Listowel Castle, located near the town of Listowel, County Kerry in Ireland, was built in the 15th century. The castle is a noted example of Anglo-Norman architecture in County Kerry, and has been the subject of several restoration projects. It is now protected as a national monument, and is open to the public for tours on a daily basis.

==History==
Built in the 15th century, Listowel Castle was the last bastion against Queen Elizabeth I in the First Desmond Rebellion, and was the last fortress of the Geraldines to be subdued. It fell, after 28 days siege, to Sir Charles Wilmot on 5 November 1568; he had the castle's garrison executed in the following days. Another Anglo-Norman castle at Woodford, Listowel, was built in the post-1600 period by the Knight of Kerry.
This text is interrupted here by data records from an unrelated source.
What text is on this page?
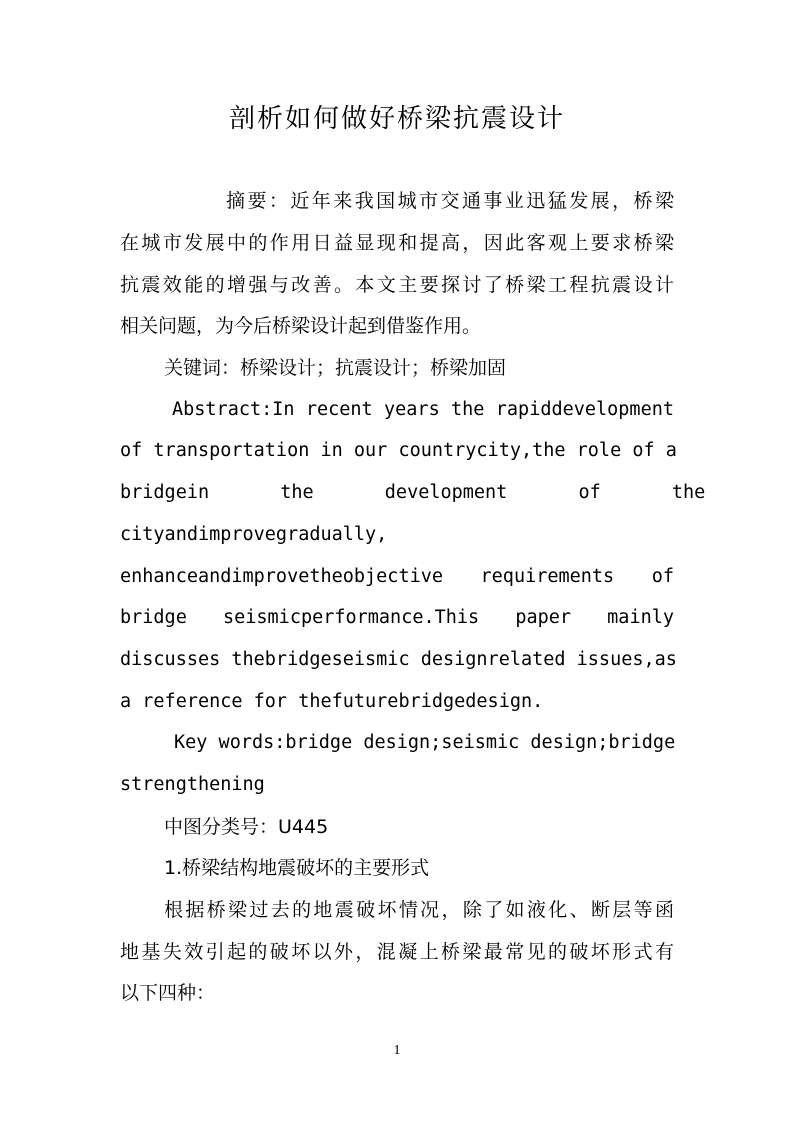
剖析如何做好桥梁抗震设计
摘要：近年来我国城市交通事业迅猛发展，桥梁
在城市发展中的作用日益显现和提高，因此客观上要求桥梁
抗震效能的增强与改善。本文主要探讨了桥梁工程抗震设计
相关问题，为今后桥梁设计起到借鉴作用。
关键词：桥梁设计；抗震设计；桥梁加固
Abstract:In recent years the rapiddevelopment
of transportation in our countrycity,the role of a
bridgein the development of the
cityandimprovegradually,
enhanceandimprovetheobjective requirements of
bridge seismicperformance.This paper mainly
discusses thebridgeseismic designrelated issues,as
a reference for thefuturebridgedesign.
Key words:bridge design;seismic design;bridge
strengthening
中图分类号：U445
1.桥梁结构地震破坏的主要形式
根据桥梁过去的地震破坏情况，除了如液化、断层等函
地基失效引起的破坏以外，混凝上桥梁最常见的破坏形式有
以下四种：
1
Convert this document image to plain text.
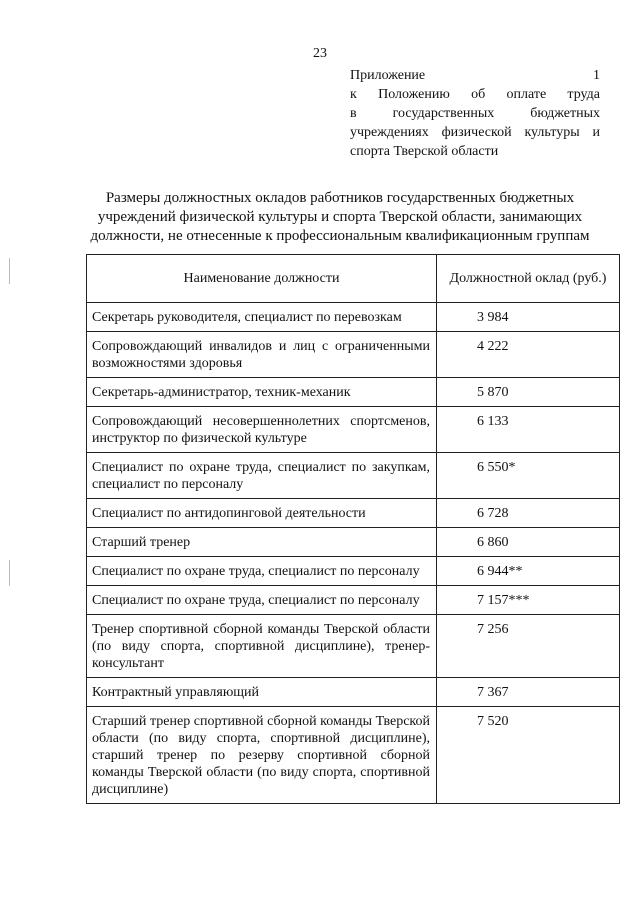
23
Приложение 1
к Положению об оплате труда
в государственных бюджетных
учреждениях физической культуры и
спорта Тверской области
Размеры должностных окладов работников государственных бюджетных учреждений физической культуры и спорта Тверской области, занимающих должности, не отнесенные к профессиональным квалификационным группам
Наименование должности	Должностной оклад (руб.)
Секретарь руководителя, специалист по перевозкам	3 984
Сопровождающий инвалидов и лиц с ограниченными возможностями здоровья	4 222
Секретарь-администратор, техник-механик	5 870
Сопровождающий несовершеннолетних спортсменов, инструктор по физической культуре	6 133
Специалист по охране труда, специалист по закупкам, специалист по персоналу	6 550*
Специалист по антидопинговой деятельности	6 728
Старший тренер	6 860
Специалист по охране труда, специалист по персоналу	6 944**
Специалист по охране труда, специалист по персоналу	7 157***
Тренер спортивной сборной команды Тверской области (по виду спорта, спортивной дисциплине), тренер-консультант	7 256
Контрактный управляющий	7 367
Старший тренер спортивной сборной команды Тверской области (по виду спорта, спортивной дисциплине), старший тренер по резерву спортивной сборной команды Тверской области (по виду спорта, спортивной дисциплине)	7 520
The castle became the property of the Hare family, the holders of the title of Earl of Listowel, after reverting away from the Fitzmaurices, Knights of Kerry.

In 2005, restoration works were commenced by the Office of Public Works. The stonework has been cleaned by a team of craftsmen, while the upper section, which had become particularly distressed with the passing of time, was restored and rendered waterproof. An external staircase, in keeping with the architecture of the structure, was erected to enable the public to access the upper stories.

==Structure==
The remaining remnants of the castle include two of its original four towers, which are joined by a heavy curtain wall, and the unusual feature of an arch below the battlements. Archaeological excavations and records of the castle reveal that it was originally of similar form to Bunratty Castle, County Clare.

The Seanchaí Literary Centre, which is adjacently located in a Georgian town house, includes displays on the castle's history.